From sporting beauty to women’s liberator

10 February, 2019
Caryll Tozer
Caryll Tozer

It could be an understatement to describe Caryll Tozer as a multifaceted woman as she is more than a former beauty queen and women’s rights champion as well as a national sportswoman and sports promoter.

Although Tozer has led a life that is full, she still has many more chores to be completed and the National Olympic Committee (NOC) of Sri Lanka has nominated her to the International Olympic Committee’s (IOC) 2019 Women and Sport Awards list.

In all there were six applicants and three were shortlisted. The women’s committee arrived at the final decision along with the input of NOC Secretary General Maxwell de Silva and is now awaiting the outcome.

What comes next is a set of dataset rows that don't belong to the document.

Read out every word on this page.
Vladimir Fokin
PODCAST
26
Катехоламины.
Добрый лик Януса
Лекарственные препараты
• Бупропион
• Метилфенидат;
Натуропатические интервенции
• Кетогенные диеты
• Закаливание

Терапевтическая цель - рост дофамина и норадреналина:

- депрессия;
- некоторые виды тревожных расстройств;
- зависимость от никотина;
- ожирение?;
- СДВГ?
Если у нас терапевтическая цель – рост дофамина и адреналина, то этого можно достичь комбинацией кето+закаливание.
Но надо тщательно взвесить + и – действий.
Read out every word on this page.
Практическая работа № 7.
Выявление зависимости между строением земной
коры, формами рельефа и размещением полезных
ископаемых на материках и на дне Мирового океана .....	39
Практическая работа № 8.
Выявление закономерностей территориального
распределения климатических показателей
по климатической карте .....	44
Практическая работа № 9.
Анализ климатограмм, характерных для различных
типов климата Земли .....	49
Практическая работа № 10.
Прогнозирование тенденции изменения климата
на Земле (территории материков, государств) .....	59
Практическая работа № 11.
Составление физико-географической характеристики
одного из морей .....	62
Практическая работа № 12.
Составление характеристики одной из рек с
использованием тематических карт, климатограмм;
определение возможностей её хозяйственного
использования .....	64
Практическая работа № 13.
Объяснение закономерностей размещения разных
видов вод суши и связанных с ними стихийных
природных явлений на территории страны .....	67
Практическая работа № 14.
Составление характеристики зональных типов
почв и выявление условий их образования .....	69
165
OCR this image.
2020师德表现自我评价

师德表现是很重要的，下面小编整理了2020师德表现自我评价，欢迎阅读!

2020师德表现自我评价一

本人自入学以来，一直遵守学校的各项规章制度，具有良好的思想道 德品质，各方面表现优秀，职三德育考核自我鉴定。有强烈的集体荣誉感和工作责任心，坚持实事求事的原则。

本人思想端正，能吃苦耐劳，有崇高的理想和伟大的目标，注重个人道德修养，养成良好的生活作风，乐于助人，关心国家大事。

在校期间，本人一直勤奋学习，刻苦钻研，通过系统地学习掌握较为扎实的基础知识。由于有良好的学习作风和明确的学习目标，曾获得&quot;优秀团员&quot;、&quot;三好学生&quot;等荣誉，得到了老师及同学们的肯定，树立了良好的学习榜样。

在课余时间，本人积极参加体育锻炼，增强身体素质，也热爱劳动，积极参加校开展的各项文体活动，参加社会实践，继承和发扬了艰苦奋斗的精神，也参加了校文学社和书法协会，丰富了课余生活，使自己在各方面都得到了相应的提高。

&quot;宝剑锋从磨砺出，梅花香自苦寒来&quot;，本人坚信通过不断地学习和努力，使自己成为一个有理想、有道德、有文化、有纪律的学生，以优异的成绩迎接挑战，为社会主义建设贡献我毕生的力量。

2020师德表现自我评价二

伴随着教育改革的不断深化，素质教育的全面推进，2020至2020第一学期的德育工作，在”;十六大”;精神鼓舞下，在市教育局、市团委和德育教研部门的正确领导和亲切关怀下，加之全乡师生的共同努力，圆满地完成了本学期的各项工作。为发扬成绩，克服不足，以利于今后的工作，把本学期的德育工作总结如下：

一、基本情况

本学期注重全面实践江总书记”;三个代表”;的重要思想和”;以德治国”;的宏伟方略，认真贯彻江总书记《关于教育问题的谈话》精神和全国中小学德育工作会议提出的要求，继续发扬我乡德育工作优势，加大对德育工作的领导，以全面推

A fitness fanatic and mother, Tozer also plays basketball, netball and tennis with players 20 years her junior and has pioneered the cause of helping the under privileged.

Initially on her 18th birthday, the Olympic Movement opened a window of opportunity to her through the Olympic Youth Assemblage ’72 at the Winter Olympic Games in Sapporo, Japan. Taking that as a key, Tozer has given back to the Sri Lankan community opportunities to help the needy.

In 1986 she was crowned Mrs. Sri Lanka a title she used to found ‘Women In Need’ along with a Canadian VSO.

Her work with a group called ‘Citizens for a Secure Sri Lanka’ addressed the issues of violence against children. Working through the carnage post war period where the north of Sri Lanka was devastated, her contribution in its rehabilitation with another group ‘Citizens Initiative’ was highly noteworthy. She has continued, on her own, to build wells and houses for the needy starting in the north.

An active sportswoman in her younger days, Tozer moved to sports administration as a matter of duty and served as a member of the National Sports Council in 2015 while playing a prominent role in the development of netball. She is the current vice president of the Western Province Netball Association.

Tozer went further and also initiated a unique programme by introducing a system to address gender equality by encouraging local lads to build a netball court for girls on the promise of giving them a volleyball court, starting with a village south of Colombo.

She continues to push for netball courts in various under-developed areas where only male dominant volleyball is the more established game.

Tozer’s stand taken for gender equality, especially the action that she has taken to elevate and protect the quality of life of young females at village level goes to prove that she is indeed more than multi-faceted and multi-talented.